= Paul Keels =

American sportscaster

Paul Keels is the current play-by-play announcer for Ohio State University's football and men's basketball teams for WBNS Radio and the Ohio State Sports Network.

A native of Cincinnati, Keels began his broadcasting career in his hometown as a news anchor/reporter for WLW Radio in 1979. The following year, he moved to Detroit to work for WJR Radio to call games for the NBA Detroit Pistons (1980–1981), and then to WWJ Radio to call football and basketball for the University of Michigan from 1981–1987.

Following a year at UPI Radio Network in Washington DC, Keels returned to Cincinnati in 1988 to become the voice of the University of Cincinnati Bearcats and host a sports talk show on WCKY-AM. From 1992–1995, he hosted a morning news show on WHIO Radio in Dayton. In 1994, he again became play-by-play voice for the University of Cincinnati. In 1996, he started to do play-by-play duties for the Bengals. Following the 1996 football season, WLW's parent company, Jacor Communications, lost the rights to the Bengals, and Keels continued broadcasting football and basketball for the University of Cincinnati. He joined WBNS radio and the Ohio State Buckeyes Radio Network in 1998.

Keels also worked for the Cincinnati Bengals as a preseason announcer on WKRC-TV from 2000–2010, and worked on the Cincinnati Reds television broadcasts for Fox Sports Ohio in 2010. He is also the author of Tales from the Buckeye Championship Season, which recounts the Buckeyes' 2002 National Championship run.

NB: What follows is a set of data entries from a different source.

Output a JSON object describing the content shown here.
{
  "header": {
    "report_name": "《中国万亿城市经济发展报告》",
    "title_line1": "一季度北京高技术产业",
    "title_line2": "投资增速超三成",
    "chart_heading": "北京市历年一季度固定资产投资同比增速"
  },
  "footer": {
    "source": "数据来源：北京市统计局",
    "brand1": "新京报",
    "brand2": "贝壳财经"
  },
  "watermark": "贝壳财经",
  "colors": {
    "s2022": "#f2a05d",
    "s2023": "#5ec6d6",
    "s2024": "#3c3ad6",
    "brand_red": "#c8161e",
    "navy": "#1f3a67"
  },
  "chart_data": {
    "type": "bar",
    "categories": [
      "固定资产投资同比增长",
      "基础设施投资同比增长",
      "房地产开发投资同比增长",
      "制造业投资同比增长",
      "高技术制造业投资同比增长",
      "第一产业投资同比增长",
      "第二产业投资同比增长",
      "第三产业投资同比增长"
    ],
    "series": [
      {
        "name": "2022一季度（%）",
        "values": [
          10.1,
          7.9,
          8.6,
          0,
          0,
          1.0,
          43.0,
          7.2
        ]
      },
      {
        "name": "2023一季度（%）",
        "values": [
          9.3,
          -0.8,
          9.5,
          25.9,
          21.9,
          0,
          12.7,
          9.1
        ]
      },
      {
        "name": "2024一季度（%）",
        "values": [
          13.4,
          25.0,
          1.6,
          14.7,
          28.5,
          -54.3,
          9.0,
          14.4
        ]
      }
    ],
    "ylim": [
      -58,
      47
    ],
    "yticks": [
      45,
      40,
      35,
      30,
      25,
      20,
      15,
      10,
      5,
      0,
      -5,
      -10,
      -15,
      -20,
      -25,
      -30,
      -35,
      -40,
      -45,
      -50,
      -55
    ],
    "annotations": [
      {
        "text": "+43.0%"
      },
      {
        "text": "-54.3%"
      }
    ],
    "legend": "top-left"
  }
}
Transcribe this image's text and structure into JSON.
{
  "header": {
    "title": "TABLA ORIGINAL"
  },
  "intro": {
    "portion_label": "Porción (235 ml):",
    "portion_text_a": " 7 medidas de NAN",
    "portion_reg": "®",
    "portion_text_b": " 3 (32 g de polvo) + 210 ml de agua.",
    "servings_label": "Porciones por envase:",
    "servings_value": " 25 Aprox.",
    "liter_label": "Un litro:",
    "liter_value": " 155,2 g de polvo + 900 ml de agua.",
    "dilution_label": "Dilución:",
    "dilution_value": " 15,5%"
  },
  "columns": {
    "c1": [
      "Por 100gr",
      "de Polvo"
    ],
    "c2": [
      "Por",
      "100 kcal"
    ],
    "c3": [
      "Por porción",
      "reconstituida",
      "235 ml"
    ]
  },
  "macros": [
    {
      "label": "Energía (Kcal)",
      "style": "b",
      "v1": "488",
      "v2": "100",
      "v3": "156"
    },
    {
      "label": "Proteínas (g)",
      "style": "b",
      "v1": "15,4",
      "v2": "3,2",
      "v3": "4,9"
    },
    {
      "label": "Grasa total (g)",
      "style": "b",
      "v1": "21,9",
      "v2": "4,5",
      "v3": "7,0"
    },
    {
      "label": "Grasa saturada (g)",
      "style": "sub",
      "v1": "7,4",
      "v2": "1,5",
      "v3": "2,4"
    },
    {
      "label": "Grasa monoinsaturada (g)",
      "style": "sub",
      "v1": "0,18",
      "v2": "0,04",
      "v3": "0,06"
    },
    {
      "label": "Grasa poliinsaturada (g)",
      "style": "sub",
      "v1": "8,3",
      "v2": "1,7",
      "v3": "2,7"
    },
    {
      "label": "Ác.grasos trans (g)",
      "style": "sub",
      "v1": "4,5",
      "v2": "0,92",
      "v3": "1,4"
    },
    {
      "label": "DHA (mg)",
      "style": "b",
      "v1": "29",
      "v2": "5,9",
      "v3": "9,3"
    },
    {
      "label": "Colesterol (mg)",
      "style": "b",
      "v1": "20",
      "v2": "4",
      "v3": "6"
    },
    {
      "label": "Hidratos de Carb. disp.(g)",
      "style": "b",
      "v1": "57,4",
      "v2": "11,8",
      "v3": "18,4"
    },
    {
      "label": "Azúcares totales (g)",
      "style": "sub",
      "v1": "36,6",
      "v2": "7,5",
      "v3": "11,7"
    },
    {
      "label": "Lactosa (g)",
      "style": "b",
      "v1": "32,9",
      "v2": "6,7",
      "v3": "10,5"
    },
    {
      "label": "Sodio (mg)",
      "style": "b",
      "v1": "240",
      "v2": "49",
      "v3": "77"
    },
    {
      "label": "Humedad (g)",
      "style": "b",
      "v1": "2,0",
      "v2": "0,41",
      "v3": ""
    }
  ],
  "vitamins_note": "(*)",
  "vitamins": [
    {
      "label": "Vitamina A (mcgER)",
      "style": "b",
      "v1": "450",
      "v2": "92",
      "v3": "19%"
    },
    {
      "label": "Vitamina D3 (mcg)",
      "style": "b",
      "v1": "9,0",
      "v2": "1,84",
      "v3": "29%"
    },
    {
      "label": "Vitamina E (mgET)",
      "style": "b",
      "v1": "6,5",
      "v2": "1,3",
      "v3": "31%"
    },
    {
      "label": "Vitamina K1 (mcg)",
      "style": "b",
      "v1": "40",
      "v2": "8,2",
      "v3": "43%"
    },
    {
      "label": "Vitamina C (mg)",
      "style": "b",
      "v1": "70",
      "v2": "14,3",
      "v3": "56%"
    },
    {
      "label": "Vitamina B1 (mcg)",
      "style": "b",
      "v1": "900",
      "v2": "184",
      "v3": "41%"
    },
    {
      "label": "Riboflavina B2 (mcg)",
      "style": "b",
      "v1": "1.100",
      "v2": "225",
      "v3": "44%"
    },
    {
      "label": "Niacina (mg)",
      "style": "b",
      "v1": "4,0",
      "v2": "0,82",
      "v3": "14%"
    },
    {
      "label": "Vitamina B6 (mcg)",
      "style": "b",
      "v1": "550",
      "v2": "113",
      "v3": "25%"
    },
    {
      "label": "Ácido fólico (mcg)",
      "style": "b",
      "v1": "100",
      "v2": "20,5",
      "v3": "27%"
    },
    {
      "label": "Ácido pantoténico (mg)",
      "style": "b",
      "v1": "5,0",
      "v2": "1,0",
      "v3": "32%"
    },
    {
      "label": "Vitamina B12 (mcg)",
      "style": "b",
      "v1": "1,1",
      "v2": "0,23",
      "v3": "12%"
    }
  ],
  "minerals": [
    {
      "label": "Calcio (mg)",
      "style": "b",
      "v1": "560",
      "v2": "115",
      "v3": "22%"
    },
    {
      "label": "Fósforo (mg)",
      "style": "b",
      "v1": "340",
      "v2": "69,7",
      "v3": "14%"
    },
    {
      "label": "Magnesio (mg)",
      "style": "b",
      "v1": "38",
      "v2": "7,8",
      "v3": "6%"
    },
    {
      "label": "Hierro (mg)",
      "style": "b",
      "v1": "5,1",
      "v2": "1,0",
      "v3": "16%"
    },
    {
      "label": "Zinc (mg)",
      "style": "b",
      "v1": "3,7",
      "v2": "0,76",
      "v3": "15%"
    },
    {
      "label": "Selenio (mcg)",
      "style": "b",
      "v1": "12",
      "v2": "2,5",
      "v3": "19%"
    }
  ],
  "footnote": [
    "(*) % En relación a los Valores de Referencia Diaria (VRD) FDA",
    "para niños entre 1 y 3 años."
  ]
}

On November 5, 2023, Keels substituted as a radio play-by-play announcer for the Cleveland Browns.

==Awards and honors==
- Five-time NSMA Ohio Broadcaster of the Year (2007 - shared with Marty Brennaman, 2010, 2011, 2012, 2021)
- Ohio Broadcasters Hall of Fame Inductee (class of 2007)

==Personal life==
Keels graduated from Moeller High School in Cincinnati, and studied communications at Xavier University.